Whatever else Erik might be, he is a fighter, so Charles gives him his space and intensifies his search.


It is some time--months of agonizing searching--before he finds the Phoenix. She occupies a young girl, no more than six--too young, Charles thinks--whose powers are still largely hidden from her. The girl dazzles him with her ability to float wooden blocks, and then Charles, against every ethic he has ever had, goes into her head and coaxes the life force that shares her body to the forefront.

The Phoenix is a creature of terrible joy and incredible rage. She reminds him terribly of Erik. She is reluctant to grant Charles' request, but she is still limited on this plane, too newly arrived, and Charles is a patient, patient man.

Why me? he asks her.

You are essential, she says. Her joy encompasses him then. She is filled with such childlike wonder she makes the six year old she inhabits seem aged beyond her years.

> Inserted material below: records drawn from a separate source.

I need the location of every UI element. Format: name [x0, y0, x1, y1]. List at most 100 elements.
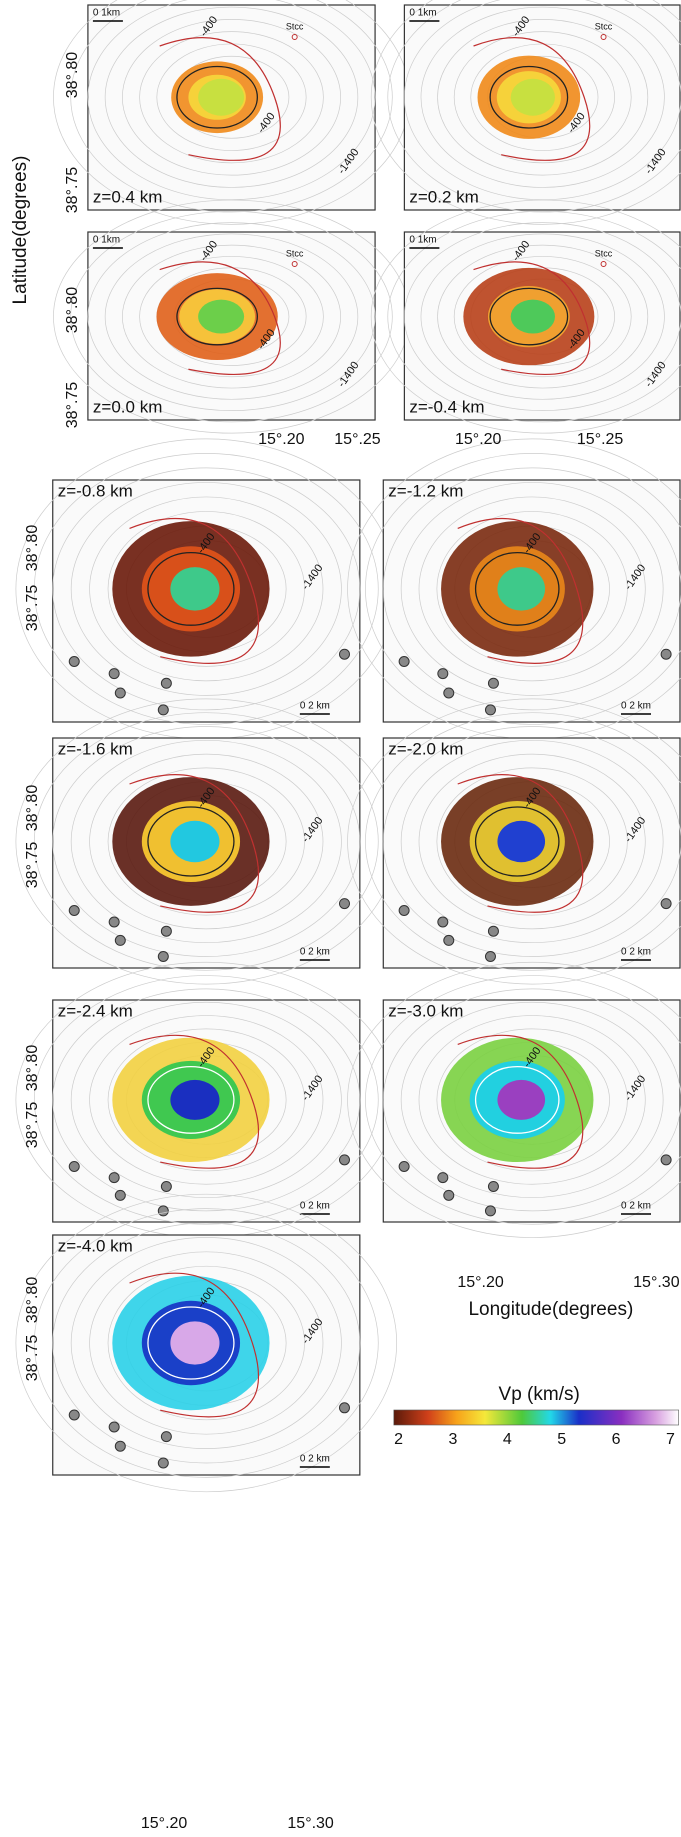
isobath-400 — [474, 1065, 560, 1134]
isobath-400 — [474, 806, 560, 877]
seismic-station — [487, 677, 499, 689]
colorbar-tick-label: 6 — [612, 1431, 621, 1448]
colorbar-tick-label: 7 — [666, 1431, 675, 1448]
bathymetry-contour — [70, 482, 342, 696]
bathymetry-contour — [33, 712, 379, 971]
lon-tick-label: 15°.20 — [258, 431, 305, 448]
seismic-station — [338, 1154, 350, 1166]
seismic-station — [160, 1431, 172, 1443]
seismic-station — [484, 951, 496, 962]
station-label: Stcc — [286, 248, 304, 258]
bathymetry-contour — [52, 726, 361, 957]
velocity-anomaly — [198, 78, 245, 116]
map-panel: z=-2.0 km0 2 km-400-1400 — [347, 698, 681, 985]
depth-label: z=-4.0 km — [58, 1236, 133, 1255]
bathymetry-contour — [70, 0, 393, 213]
bathymetry-contour — [418, 753, 646, 930]
bathymetry-contour — [347, 698, 681, 985]
bathymetry-contour — [89, 753, 324, 930]
bathymetry-contour — [89, 1251, 324, 1435]
seismic-station — [160, 1180, 172, 1192]
seismic-station — [437, 1172, 449, 1184]
depth-label: z=-2.4 km — [58, 1001, 133, 1020]
bathymetry-contour — [387, 0, 681, 213]
bathymetry-contour — [436, 1028, 628, 1172]
colorbar-title: Vp (km/s) — [499, 1384, 580, 1405]
isobath-400 — [489, 65, 569, 129]
seismic-station — [487, 1180, 499, 1192]
seismic-station — [157, 704, 169, 716]
seismic-station — [660, 1154, 672, 1166]
lat-tick-label: 38°.80 — [24, 1045, 41, 1092]
seismic-station — [114, 687, 126, 699]
bathymetry-contour — [436, 767, 628, 916]
seismic-station — [398, 1161, 410, 1172]
seismic-station — [114, 934, 126, 946]
map-panel: z=-3.0 km0 2 km-400-1400 — [347, 961, 681, 1238]
bathymetry-contour — [370, 199, 681, 434]
bathymetry-contour — [33, 1208, 379, 1478]
colorbar — [393, 1409, 679, 1426]
depth-label: z=0.4 km — [93, 187, 162, 206]
bathymetry-contour — [418, 1015, 646, 1185]
bathymetry-contour — [420, 233, 665, 400]
seismic-station — [437, 668, 449, 680]
lat-tick-label: 38°.75 — [24, 1335, 41, 1382]
seismic-station — [68, 905, 80, 916]
seismic-station — [443, 1189, 455, 1201]
bathymetry-contour — [347, 961, 681, 1238]
bathymetry-contour — [139, 256, 324, 378]
seismic-station — [443, 687, 455, 699]
bathymetry-contour — [104, 233, 359, 400]
bathymetry-contour — [400, 739, 664, 944]
velocity-anomaly — [170, 820, 220, 863]
seismic-station — [108, 916, 120, 928]
lon-tick-label: 15°.30 — [633, 1274, 680, 1291]
bathymetry-contour — [400, 1001, 664, 1198]
colorbar-tick-label: 2 — [394, 1431, 403, 1448]
lat-tick-label: 38°.75 — [24, 585, 41, 632]
bathymetry-contour — [33, 453, 379, 725]
bathymetry-contour — [437, 244, 649, 389]
coastline — [457, 1034, 584, 1169]
isobath-400 — [147, 1065, 235, 1134]
bathymetry-contour — [70, 1001, 342, 1198]
scale-label: 0 1km — [93, 8, 120, 19]
seismic-station — [437, 916, 449, 928]
isobath-400 — [147, 1306, 235, 1380]
velocity-anomaly — [198, 299, 245, 334]
velocity-anomaly — [497, 820, 546, 863]
seismic-station — [484, 1205, 496, 1217]
lat-tick-label: 38°.75 — [24, 842, 41, 889]
bathymetry-contour — [122, 18, 341, 176]
isobath-400 — [176, 65, 258, 129]
velocity-anomaly — [510, 299, 555, 334]
bathymetry-contour — [436, 511, 628, 667]
seismic-station — [108, 1421, 120, 1433]
map-panel: z=-2.4 km0 2 km-400-1400 — [15, 961, 398, 1238]
bathymetry-contour — [437, 18, 649, 176]
lon-tick-label: 15°.25 — [577, 431, 624, 448]
bathymetry-contour — [52, 988, 361, 1212]
station-label: Stcc — [595, 21, 613, 31]
map-panel: z=-4.0 km0 2 km-400-1400 — [15, 1193, 398, 1493]
bathymetry-contour — [404, 222, 681, 411]
seismic-station — [68, 1161, 80, 1172]
seismic-station — [160, 677, 172, 689]
scale-label: 0 2 km — [621, 947, 651, 958]
lon-tick-label: 15°.25 — [334, 431, 381, 448]
bathymetry-contour — [420, 6, 665, 188]
lon-tick-label: 15°.30 — [287, 1815, 334, 1832]
coastline — [457, 517, 584, 664]
bathymetry-contour — [104, 6, 359, 188]
velocity-anomaly — [497, 567, 546, 611]
coastline — [159, 261, 281, 376]
bathymetry-contour — [89, 496, 324, 682]
coastline — [457, 774, 584, 913]
bathymetry-contour — [365, 712, 681, 971]
scale-label: 0 1km — [409, 235, 436, 246]
station-marker — [291, 261, 298, 267]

Why him? he asks. It is a struggle to keep her contained, to keep her from asserting dominance and destroying the body she inhabits. He will devote his life to shaping this Jean Grey, in penance for what he is doing.

He is a danger. It is better this way.

It is not, he tells her, struggling against her even now, surrounded by dust and stars and the immense vacuum of space. You cannot bargain a life. You will return what you have taken. He speaks firmly, as a parent to a child. She grows sullen. He presses, looming over her until she is cowed by him. In a few years, when she has come into her own, when she has fully realized her power, she will be capable of destroying him with little more than a thought. She does not realize this now. God help him when she does. God help them all.

He will not remain, she says, a thread of wisdom bleeding into her words. Charles acknowledges the truth of her words.

He will not remain, but Charles would not keep him imprisoned as he is, made human when he is destined to be so much more. He may someday tear the world apart, destroying humanity in the process, consumed by his rage as he is, but Charles loves him too much to condemn him to this fate.

The Phoenix flares brightly, challenging his authority, but Charles stands his ground. She withdraws.

It is done, she says, and does not resist when Charles forces her back into hiding.

In an unassuming living room that could exist anywhere in suburban America, Jean Grey blinks at him.

"Did you find what you were looking for, Professor?" she asks.

Charles nods. "I did. Thank you, Jean." He leaves her parents his card, and returns to Westchester.

Erik is already gone. When next he sees him, it is on his television set, standing before the cameras and issuing demands, cape billowing behind him, helmet perched on his head like a crown.

His eyes catch the camera, and he stares into the lens, looking, Charles imagines, directly at him. He does not think he is imaging the gratitude he sees reflected there. Or the love.

At least, he hopes they are not imagined.